- Release poster
- Directed by: Destry Allyn Spielberg
- Written by: Paul Bertino
- Produced by: Jason Dubin; Josh Kesselman; Michael Hagerty; Bill Kenwright; Daniel Ryniker;
- Starring: Michelle Dockery; Zoe Colletti; Andrew Liner; Dean Scott Vazquez; Regan Aliyah; Emma Meisel; Joshuah Melnick; Vernon Davis; Giancarlo Esposito;
- Cinematography: Shane Sigler
- Edited by: Todd Sandler
- Music by: Cornel Wilczek
- Production companies: Perry Street Films; BK Studios;
- Distributed by: Tubi
- Release dates: October 11, 2024 (Sitges); June 27, 2025 (United States);
- Running time: 94 minutes
- Country: United States
- Language: English

= Please Don't Feed the Children =

2024 film by Destry Allyn Spielberg

Please Don't Feed the Children is a 2024 American psychological thriller film directed by Destry Allyn Spielberg and written by Paul Bertino. It stars Michelle Dockery, Zoe Colletti, Andrew Liner, Dean Scott Vazquez, Regan Aliyah, Emma Meisel, Joshuah Melnick, Vernon Davis, and Giancarlo Esposito.

The film had its world premiere at the 57th Sitges Film Festival on October 11, 2024. It was released on Tubi in the United States on June 27, 2025, to unfavorable reviews.

==Premise==
A group of orphans head south in search of a new life after the country's adult population is wiped out from a viral outbreak. Soon they discover a dangerous secret from a deranged woman.

==Production==
In March 2023, it was reported that Destry Allyn Spielberg would make her feature directorial debut with Please Don't Feed the Children, from a script by Paul Bertino, with Michelle Dockery being cast in the lead role. In May 2023, Regan Aliyah, Zoe Colletti and Andrew Liner were cast. The following month, Joshuah Melnick, Emma Meisel and Dean Scott Vazquez joined the cast.
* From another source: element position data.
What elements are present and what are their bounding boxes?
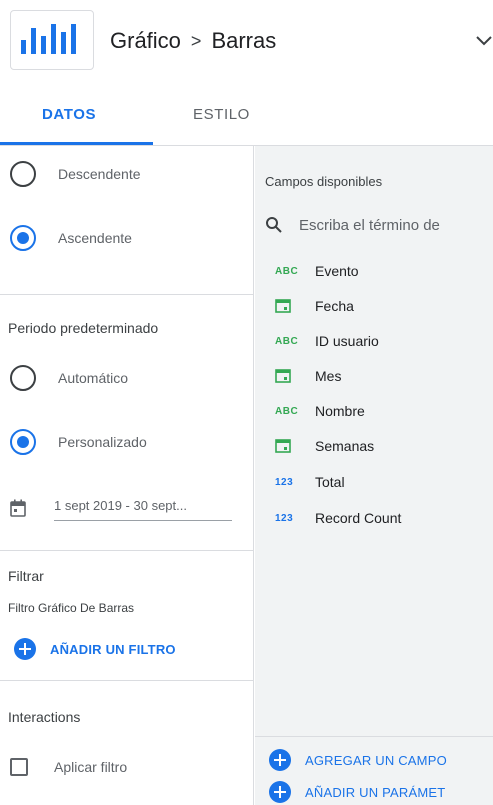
add-filter-label: AÑADIR UN FILTRO	[50, 641, 176, 657]
add-filter-button[interactable]: AÑADIR UN FILTRO	[14, 638, 176, 660]
field-label: Evento	[315, 263, 359, 279]
date-range-picker[interactable]: 1 sept 2019 - 30 sept...	[10, 495, 232, 521]
radio-label: Ascendente	[58, 230, 132, 246]
field-label: Record Count	[315, 510, 402, 526]
calendar-icon	[275, 439, 291, 453]
radio-descendente[interactable]: Descendente	[0, 154, 141, 194]
apply-filter-checkbox-row[interactable]: Aplicar filtro	[10, 758, 127, 776]
field-label: Total	[315, 474, 345, 490]
field-item-total[interactable]: 123 Total	[275, 472, 345, 492]
radio-personalizado[interactable]: Personalizado	[0, 422, 147, 462]
breadcrumb-separator: >	[190, 30, 202, 51]
tab-bar: DATOS ESTILO	[0, 88, 493, 146]
field-item-id-usuario[interactable]: ABC ID usuario	[275, 331, 379, 351]
breadcrumb-parent: Gráfico	[110, 28, 181, 53]
field-item-mes[interactable]: Mes	[275, 366, 341, 386]
field-item-fecha[interactable]: Fecha	[275, 296, 354, 316]
divider	[0, 550, 254, 551]
apply-filter-checkbox[interactable]	[10, 758, 28, 776]
text-type-icon: ABC	[275, 265, 299, 277]
breadcrumb-current: Barras	[211, 28, 277, 53]
text-type-icon: ABC	[275, 405, 299, 417]
field-label: Nombre	[315, 403, 365, 419]
radio-ascendente[interactable]: Ascendente	[0, 218, 132, 258]
filter-subtitle: Filtro Gráfico De Barras	[8, 601, 135, 615]
radio-automatico[interactable]: Automático	[0, 358, 128, 398]
filter-title: Filtrar	[8, 568, 44, 584]
chart-type-thumbnail[interactable]	[10, 10, 94, 70]
field-item-evento[interactable]: ABC Evento	[275, 261, 359, 281]
active-tab-indicator	[0, 142, 153, 145]
field-item-nombre[interactable]: ABC Nombre	[275, 401, 365, 421]
radio-label: Descendente	[58, 166, 141, 182]
radio-button[interactable]	[10, 365, 36, 391]
divider	[0, 680, 254, 681]
available-fields-panel: Campos disponibles Escriba el término de…	[255, 146, 493, 805]
field-item-semanas[interactable]: Semanas	[275, 436, 374, 456]
number-type-icon: 123	[275, 512, 294, 524]
add-circle-icon	[14, 638, 36, 660]
add-circle-icon	[269, 781, 291, 803]
add-parameter-button[interactable]: AÑADIR UN PARÁMET	[269, 781, 445, 803]
radio-label: Personalizado	[58, 434, 147, 450]
radio-button[interactable]	[10, 161, 36, 187]
add-field-button[interactable]: AGREGAR UN CAMPO	[269, 749, 447, 771]
field-label: Mes	[315, 368, 342, 384]
available-fields-title: Campos disponibles	[265, 174, 383, 189]
field-label: Fecha	[315, 298, 354, 314]
radio-button[interactable]	[10, 429, 36, 455]
text-type-icon: ABC	[275, 335, 299, 347]
date-range-title: Periodo predeterminado	[8, 320, 159, 336]
field-label: ID usuario	[315, 333, 379, 349]
chevron-down-icon[interactable]	[474, 30, 493, 50]
fields-bottom-bar: AGREGAR UN CAMPO AÑADIR UN PARÁMET	[255, 736, 493, 805]
add-field-label: AGREGAR UN CAMPO	[305, 752, 447, 768]
interactions-title: Interactions	[8, 709, 81, 725]
radio-label: Automático	[58, 370, 129, 386]
number-type-icon: 123	[275, 476, 294, 488]
search-icon	[266, 217, 282, 233]
add-parameter-label: AÑADIR UN PARÁMET	[305, 784, 446, 800]
tab-estilo[interactable]: ESTILO	[193, 106, 250, 123]
calendar-icon	[275, 369, 291, 383]
tab-datos[interactable]: DATOS	[42, 106, 96, 123]
search-input[interactable]: Escriba el término de	[299, 217, 440, 234]
field-item-record-count[interactable]: 123 Record Count	[275, 508, 401, 528]
calendar-icon	[10, 499, 26, 517]
divider	[0, 294, 254, 295]
data-settings-panel: Descendente Ascendente Periodo predeterm…	[0, 146, 254, 805]
field-label: Semanas	[315, 438, 375, 454]
field-search[interactable]: Escriba el término de	[265, 216, 493, 234]
date-range-value[interactable]: 1 sept 2019 - 30 sept...	[54, 495, 232, 521]
apply-filter-label: Aplicar filtro	[54, 759, 128, 775]
panel-header: Gráfico > Barras	[0, 0, 493, 88]
add-circle-icon	[269, 749, 291, 771]
calendar-icon	[275, 299, 291, 313]
breadcrumb: Gráfico > Barras	[110, 28, 276, 54]
radio-button[interactable]	[10, 225, 36, 251]
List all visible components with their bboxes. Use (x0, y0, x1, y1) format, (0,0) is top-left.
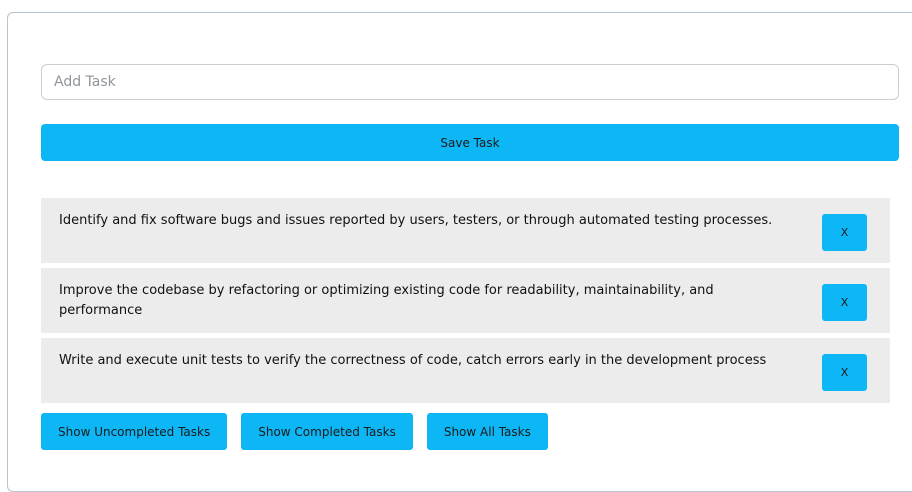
filter-bar: Show Uncompleted Tasks Show Completed Ta… (41, 413, 548, 450)
task-item[interactable]: Improve the codebase by refactoring or o… (41, 268, 890, 333)
show-uncompleted-button[interactable]: Show Uncompleted Tasks (41, 413, 228, 450)
add-task-input[interactable] (41, 64, 899, 100)
show-completed-button[interactable]: Show Completed Tasks (241, 413, 413, 450)
task-item[interactable]: Write and execute unit tests to verify t… (41, 338, 890, 403)
task-item[interactable]: Identify and fix software bugs and issue… (41, 198, 890, 263)
delete-task-button[interactable]: X (822, 354, 867, 391)
task-list: Identify and fix software bugs and issue… (41, 198, 890, 408)
save-task-button[interactable]: Save Task (41, 124, 899, 161)
delete-task-button[interactable]: X (822, 284, 867, 321)
delete-task-button[interactable]: X (822, 214, 867, 251)
task-text: Write and execute unit tests to verify t… (59, 353, 767, 368)
task-text: Improve the codebase by refactoring or o… (59, 283, 714, 318)
task-text: Identify and fix software bugs and issue… (59, 213, 773, 228)
show-all-button[interactable]: Show All Tasks (426, 413, 548, 450)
Vernon Davis and Giancarlo Esposito were announced as part of the cast later that year.

Principal photography took place in Santa Fe, New Mexico in July 2023. The production was granted an interim agreement allowing the actors to continue working on the film during the 2023 SAG-AFTRA strike. The film faced production challenges, and although filming concluded in November 2023, several crew members and vendors had not received payment as of May 2024. While the production qualified for $750,000 in New Mexico tax credits, the credits could not be issued until all outstanding payments were resolved. Lead producer Jason Dubin acknowledged the delays and pursued additional financing on multiple occasions to address the remaining obligations. It was reported by producers later in May that all New Mexico crew and vendors had been paid.

== Release ==
The film had its world premiere at the 57th Sitges Film Festival on October 11, 2024. It was released in the United States on June 27, 2025, on Tubi.

===Critical response===
 Metacritic, which uses a weighted average, assigned the film a score of 39 out of 100, based on 4 critics, indicating "generally unfavorable" reviews.
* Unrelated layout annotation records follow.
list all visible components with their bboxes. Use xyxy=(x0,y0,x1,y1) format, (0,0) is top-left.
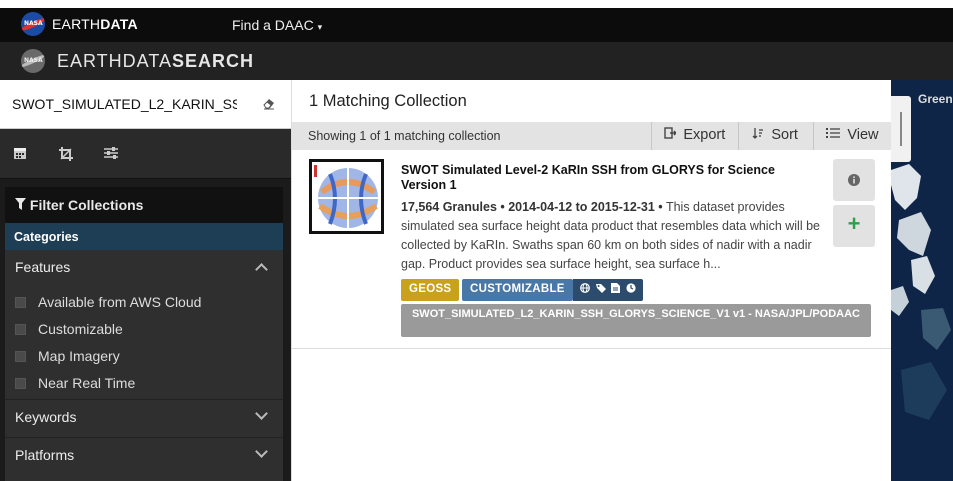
collection-title[interactable]: SWOT Simulated Level-2 KaRIn SSH from GL… xyxy=(401,163,821,193)
sliders-icon[interactable] xyxy=(103,146,121,162)
tags-icon xyxy=(595,283,606,296)
checkbox[interactable] xyxy=(15,324,26,335)
collection-description: 17,564 Granules • 2014-04-12 to 2015-12-… xyxy=(401,198,821,274)
checkbox[interactable] xyxy=(15,351,26,362)
customizable-badge: CUSTOMIZABLE xyxy=(462,279,573,301)
sort-label: Sort xyxy=(771,127,798,143)
sort-button[interactable]: Sort xyxy=(738,122,812,150)
keywords-label: Keywords xyxy=(15,409,77,425)
earthdata-brand[interactable]: EARTHDATA xyxy=(52,16,138,32)
collection-meta: 17,564 Granules • 2014-04-12 to 2015-12-… xyxy=(401,200,663,214)
clock-icon xyxy=(625,283,636,296)
platforms-label: Platforms xyxy=(15,447,75,463)
results-panel: 1 Matching Collection Showing 1 of 1 mat… xyxy=(291,80,892,481)
export-icon xyxy=(664,127,679,142)
app-title-bold: SEARCH xyxy=(172,51,255,71)
add-collection-button[interactable]: + xyxy=(833,205,875,247)
chevron-down-icon xyxy=(255,407,268,420)
filter-header: Filter Collections xyxy=(5,187,283,223)
collection-info-button[interactable] xyxy=(833,159,875,201)
calendar-icon[interactable] xyxy=(13,146,31,162)
results-heading: 1 Matching Collection xyxy=(309,92,467,110)
option-label: Near Real Time xyxy=(38,375,136,391)
export-label: Export xyxy=(683,127,726,143)
results-count: Showing 1 of 1 matching collection xyxy=(308,129,501,143)
features-label: Features xyxy=(15,259,71,275)
feature-option-near-real-time[interactable]: Near Real Time xyxy=(15,375,135,391)
app-title[interactable]: EARTHDATASEARCH xyxy=(57,51,254,72)
feature-option-map-imagery[interactable]: Map Imagery xyxy=(15,348,120,364)
collection-thumbnail xyxy=(309,159,384,234)
categories-header: Categories xyxy=(5,223,283,250)
keywords-section-toggle[interactable]: Keywords xyxy=(5,400,283,437)
view-button[interactable]: View xyxy=(813,122,892,150)
view-label: View xyxy=(847,127,879,143)
brand-light: EARTH xyxy=(52,16,101,32)
app-header: NASA EARTHDATASEARCH xyxy=(0,42,953,80)
map-label-greenland: Green xyxy=(918,92,953,106)
search-input[interactable]: SWOT_SIMULATED_L2_KARIN_SSH_GLORYS_SCIEN… xyxy=(12,96,237,112)
checkbox[interactable] xyxy=(15,378,26,389)
collection-result-item[interactable]: SWOT Simulated Level-2 KaRIn SSH from GL… xyxy=(292,150,892,349)
results-actions-bar: Showing 1 of 1 matching collection Expor… xyxy=(292,122,892,150)
option-label: Customizable xyxy=(38,321,123,337)
option-label: Available from AWS Cloud xyxy=(38,294,202,310)
filter-icon xyxy=(15,197,30,213)
logo-text: NASA xyxy=(24,57,43,64)
feature-icons-badge xyxy=(573,279,643,301)
feature-option-aws-cloud[interactable]: Available from AWS Cloud xyxy=(15,294,201,310)
map-tool-divider xyxy=(900,112,902,146)
nasa-logo-gray[interactable]: NASA xyxy=(21,49,45,73)
filter-collections-panel: Filter Collections Categories Features A… xyxy=(5,187,283,481)
collection-short-name: SWOT_SIMULATED_L2_KARIN_SSH_GLORYS_SCIEN… xyxy=(401,304,871,337)
map-layer-tool[interactable] xyxy=(891,96,911,162)
features-section-toggle[interactable]: Features xyxy=(5,250,283,284)
filter-title: Filter Collections xyxy=(29,197,144,213)
sort-icon xyxy=(752,128,767,142)
nasa-logo[interactable]: NASA xyxy=(21,12,45,36)
option-label: Map Imagery xyxy=(38,348,120,364)
chevron-up-icon xyxy=(255,263,268,276)
export-button[interactable]: Export xyxy=(651,122,737,150)
top-gap xyxy=(0,0,953,8)
app-title-light: EARTHDATA xyxy=(57,51,173,71)
geoss-badge: GEOSS xyxy=(401,279,460,301)
search-tools-bar xyxy=(0,129,291,179)
feature-option-customizable[interactable]: Customizable xyxy=(15,321,123,337)
left-sidebar: SWOT_SIMULATED_L2_KARIN_SSH_GLORYS_SCIEN… xyxy=(0,80,291,481)
file-icon xyxy=(611,283,620,296)
plus-icon: + xyxy=(847,211,861,236)
logo-text: NASA xyxy=(24,20,43,27)
info-icon xyxy=(848,173,860,191)
checkbox[interactable] xyxy=(15,297,26,308)
list-icon xyxy=(826,128,843,142)
earthdata-top-bar: NASA EARTHDATA Find a DAAC ▾ xyxy=(0,8,953,42)
brand-bold: DATA xyxy=(100,16,138,32)
find-daac-dropdown[interactable]: Find a DAAC ▾ xyxy=(232,17,322,33)
platforms-section-toggle[interactable]: Platforms xyxy=(5,438,283,475)
globe-icon xyxy=(580,283,590,296)
chevron-down-icon xyxy=(255,445,268,458)
caret-down-icon: ▾ xyxy=(317,22,323,32)
search-input-container: SWOT_SIMULATED_L2_KARIN_SSH_GLORYS_SCIEN… xyxy=(0,80,291,129)
crop-icon[interactable] xyxy=(58,146,76,162)
find-daac-label: Find a DAAC xyxy=(232,17,314,33)
eraser-icon[interactable] xyxy=(262,96,276,113)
Lena Wilson of IGN gave a negative review, writing "what starts as a novel – if dubious – spin on the end of the world quickly becomes a bland, overcooked nothing burger, no thanks to Paul Bertino's one-dimensional screenplay and Spielberg's unsteady direction". On Fangoria, Todd Gilchrist praised Spielberg's direction, writing that she "demonstrates with this that she has a dexterous understanding of technique, genre convention and emotional nuance. In name and concept, Please Don't Feed the Children may arrive like an admonition, but the end result is a reminder that horror needs more directors who know their way around a camera — and they should be encouraged regardless of their family pedigree".